As a young man, Ben-Gvir was associated with the banned Kach movement founded by Rabbi Meir Kahane. Kahanism openly advocated Jewish supremacy and the expulsion of Palestinians from historic Palestine. Even the Israeli state once regarded Kach as too extreme, banning it as a terrorist organisation. But ideas once considered fringe have steadily migrated into the political mainstream. Ben-Gvir built his career through provocation. He became known for inflammatory rhetoric, public incitement, and confrontational appearances in Palestinian neighborhoods. For years he cultivated the image of a militant street activist who viewed compromise as weakness.

One infamous episode occurred in 1995 when Ben-Gvir appeared on Israeli television holding the emblem from Prime Minister Yitzhak Rabin’s car. “We got to his car”, he declared, “and we’ll get to him too”. Weeks later Rabin was assassinated by a far-right Israeli extremist opposed to the Oslo Accords.

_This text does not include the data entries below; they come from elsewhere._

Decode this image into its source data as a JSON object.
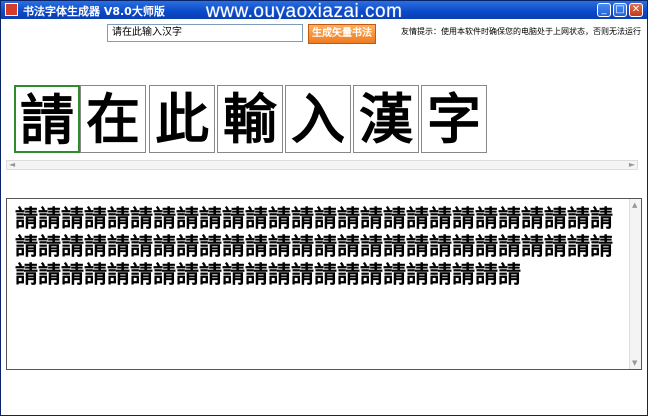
{
  "window": {
    "title": "书法字体生成器 V8.0大师版",
    "watermark": "www.ouyaoxiazai.com",
    "minimize_glyph": "_",
    "maximize_glyph": "□",
    "close_glyph": "✕"
  },
  "toolbar": {
    "input_value": "请在此输入汉字",
    "generate_label": "生成矢量书法",
    "tip": "友情提示：使用本软件时确保您的电脑处于上网状态，否则无法运行"
  },
  "preview": {
    "chars": [
      "請",
      "在",
      "此",
      "輸",
      "入",
      "漢",
      "字"
    ],
    "selected_index": 0
  },
  "output": {
    "text": "請請請請請請請請請請請請請請請請請請請請請請請請請請請請請請請請請請請請請請請請請請請請請請請請請請請請請請請請請請請請請請請請請請請請請請請請請請"
  },
  "colors": {
    "title_bar": "#0b49c9",
    "generate_button": "#f07a20",
    "selected_border": "#2e8b2e"
  }
}
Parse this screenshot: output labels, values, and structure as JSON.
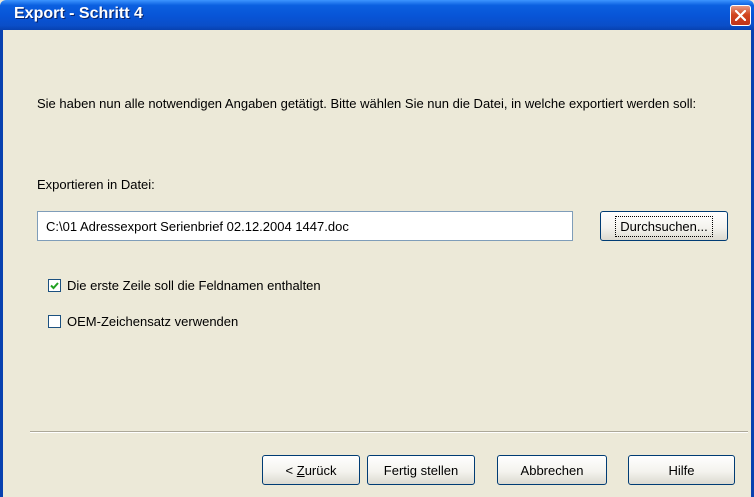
{
  "window": {
    "title": "Export - Schritt 4"
  },
  "main": {
    "intro_text": "Sie haben nun alle notwendigen Angaben getätigt. Bitte wählen Sie nun die Datei, in welche exportiert werden soll:",
    "file_label": "Exportieren in Datei:",
    "file_path": "C:\\01 Adressexport Serienbrief 02.12.2004 1447.doc",
    "browse_label": "Durchsuchen...",
    "checkboxes": [
      {
        "label": "Die erste Zeile soll die Feldnamen enthalten",
        "checked": true
      },
      {
        "label": "OEM-Zeichensatz verwenden",
        "checked": false
      }
    ]
  },
  "footer": {
    "back_prefix": "< ",
    "back_mnemonic": "Z",
    "back_rest": "urück",
    "finish_label": "Fertig stellen",
    "cancel_label": "Abbrechen",
    "help_label": "Hilfe"
  },
  "colors": {
    "face": "#ECE9D8",
    "titlebar": "#0854D6",
    "close": "#D2461F"
  },
  "icons": [
    "close-icon",
    "checkmark-icon"
  ]
}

This history matters because it reveals the political atmosphere from which Ben-Gvir emerged: a culture in which hatred against Palestinians, and often against peace advocates themselves, became normalized. Over time, Israeli politics shifted steadily rightward. Settlement expansion accelerated. Military occupation hardened. The peace process collapsed into ritualized diplomacy disconnected from realities on the ground. Within this environment, figures like Ben-Gvir gained legitimacy. His rise also reflects deeper structural realities. Colonial systems frequently generate extremist political formations because domination requires ideological justification. Violence must be moralized and inequality must be rationalized. Ben-Gvir provides precisely this ideological function. He transforms structural violence into nationalist virtue. His political language relies heavily on fear. Palestinians are depicted not as a colonized population but as existential enemies. Human rights organizations are portrayed as traitorous. International criticism becomes evidence of conspiracy.

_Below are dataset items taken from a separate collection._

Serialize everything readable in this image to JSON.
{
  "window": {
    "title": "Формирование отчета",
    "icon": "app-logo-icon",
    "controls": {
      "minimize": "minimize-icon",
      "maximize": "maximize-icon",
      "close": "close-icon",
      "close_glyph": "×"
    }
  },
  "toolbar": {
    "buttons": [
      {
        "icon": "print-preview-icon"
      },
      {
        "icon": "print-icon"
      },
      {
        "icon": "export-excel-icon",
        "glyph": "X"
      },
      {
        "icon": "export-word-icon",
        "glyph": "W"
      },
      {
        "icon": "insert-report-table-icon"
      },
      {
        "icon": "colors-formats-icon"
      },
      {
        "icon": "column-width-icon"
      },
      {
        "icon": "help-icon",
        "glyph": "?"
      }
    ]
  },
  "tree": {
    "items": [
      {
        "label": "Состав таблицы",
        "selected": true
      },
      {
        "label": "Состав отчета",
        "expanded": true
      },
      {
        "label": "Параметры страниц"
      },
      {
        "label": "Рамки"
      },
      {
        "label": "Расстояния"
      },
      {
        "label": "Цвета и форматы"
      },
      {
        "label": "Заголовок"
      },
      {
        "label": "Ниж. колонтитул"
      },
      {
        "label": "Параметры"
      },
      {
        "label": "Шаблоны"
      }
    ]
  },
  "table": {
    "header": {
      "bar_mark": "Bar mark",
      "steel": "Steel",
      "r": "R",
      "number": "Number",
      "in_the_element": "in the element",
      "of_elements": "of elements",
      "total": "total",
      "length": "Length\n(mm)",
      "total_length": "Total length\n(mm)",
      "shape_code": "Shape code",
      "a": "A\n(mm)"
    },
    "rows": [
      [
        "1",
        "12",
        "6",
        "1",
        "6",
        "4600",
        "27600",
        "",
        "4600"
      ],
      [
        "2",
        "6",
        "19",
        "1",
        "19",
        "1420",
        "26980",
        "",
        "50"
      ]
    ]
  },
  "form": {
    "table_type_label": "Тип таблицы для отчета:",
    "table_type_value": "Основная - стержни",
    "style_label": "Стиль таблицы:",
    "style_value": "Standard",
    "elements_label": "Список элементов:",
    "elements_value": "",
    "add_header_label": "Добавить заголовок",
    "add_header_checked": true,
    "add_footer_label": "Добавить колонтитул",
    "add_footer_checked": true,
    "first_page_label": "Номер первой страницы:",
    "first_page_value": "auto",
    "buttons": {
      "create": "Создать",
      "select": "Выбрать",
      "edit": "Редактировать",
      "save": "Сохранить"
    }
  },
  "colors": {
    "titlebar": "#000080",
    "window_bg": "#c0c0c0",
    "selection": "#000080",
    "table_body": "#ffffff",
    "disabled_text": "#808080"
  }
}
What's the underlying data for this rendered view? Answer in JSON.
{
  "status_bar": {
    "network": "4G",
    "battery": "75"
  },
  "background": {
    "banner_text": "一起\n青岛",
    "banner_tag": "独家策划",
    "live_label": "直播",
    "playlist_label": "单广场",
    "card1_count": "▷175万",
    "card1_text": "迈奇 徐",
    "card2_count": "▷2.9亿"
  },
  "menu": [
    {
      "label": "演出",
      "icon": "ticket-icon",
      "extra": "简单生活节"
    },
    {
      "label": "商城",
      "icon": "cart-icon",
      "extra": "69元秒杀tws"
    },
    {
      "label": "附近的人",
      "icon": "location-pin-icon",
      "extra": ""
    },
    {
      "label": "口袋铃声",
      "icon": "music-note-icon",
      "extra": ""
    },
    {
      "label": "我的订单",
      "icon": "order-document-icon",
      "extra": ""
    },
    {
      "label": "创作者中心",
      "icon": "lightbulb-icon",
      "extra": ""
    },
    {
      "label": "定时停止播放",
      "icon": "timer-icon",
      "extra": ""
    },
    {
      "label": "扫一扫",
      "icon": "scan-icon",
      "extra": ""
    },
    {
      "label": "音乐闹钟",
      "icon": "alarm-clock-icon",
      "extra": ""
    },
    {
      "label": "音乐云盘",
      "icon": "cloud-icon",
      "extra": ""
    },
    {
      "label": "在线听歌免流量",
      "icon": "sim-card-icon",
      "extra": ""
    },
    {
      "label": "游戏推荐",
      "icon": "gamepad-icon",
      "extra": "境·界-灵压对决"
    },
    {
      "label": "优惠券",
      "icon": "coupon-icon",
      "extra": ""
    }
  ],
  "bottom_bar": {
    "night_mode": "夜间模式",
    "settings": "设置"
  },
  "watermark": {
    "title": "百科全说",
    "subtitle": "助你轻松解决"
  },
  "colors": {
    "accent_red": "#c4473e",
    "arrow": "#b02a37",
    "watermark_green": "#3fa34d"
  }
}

This is not unique to Israel. Similar political patterns can be observed globally. From Narendra Modi’s Hindutva nationalism in India to the authoritarian ethnonationalism visible in parts of Europe and the Americas, contemporary far-right movements rely on a politics of permanent fear. Minorities become scapegoats, and dissent becomes treason.

What makes Ben-Gvir especially dangerous is not merely his rhetoric but his access to state power. As National Security Minister, he has influence over policing, prison administration, and internal repression. The extremist street politics of previous decades have now entered the machinery of governance.

This transformation carries grave consequences. The treatment of the flotilla activists and of prisoners like Marwan Barghouti are not isolated incidents. They are symptoms of a broader political trajectory in which cruelty itself becomes policy. Yet history also reminds us that systems built upon permanent domination eventually confront crises of legitimacy. Colonial regimes often appear invincible until suddenly they do not. French Algeria seemed permanent. South African apartheid appeared deeply entrenched. Portuguese colonialism in Africa looked immovable. Repression contains contradictions, violence generates resistance, and humiliation produces solidarity.

The global outrage over Gaza, the continued symbolic power of Palestinian prisoners, and the persistence of international solidarity movements all indicate that the Palestinian struggle remains profoundly alive. Ben-Gvir represents the hardening edge of a political project attempting to preserve domination through fear. But fear alone cannot produce justice, legitimacy, or peace. And that is ultimately the tragedy of the present moment: a political class incapable of imagining coexistence except through the language of force. The flotilla activists understood this, and so does Marwan Barghouti. Millions across the world understand it as well. The question now is whether the international system will continue to normalize such brutality, or whether global public opinion will finally recognize that what is unfolding is not merely a conflict between two equal sides, but a struggle over the basic meaning of freedom, dignity, and humanity itself.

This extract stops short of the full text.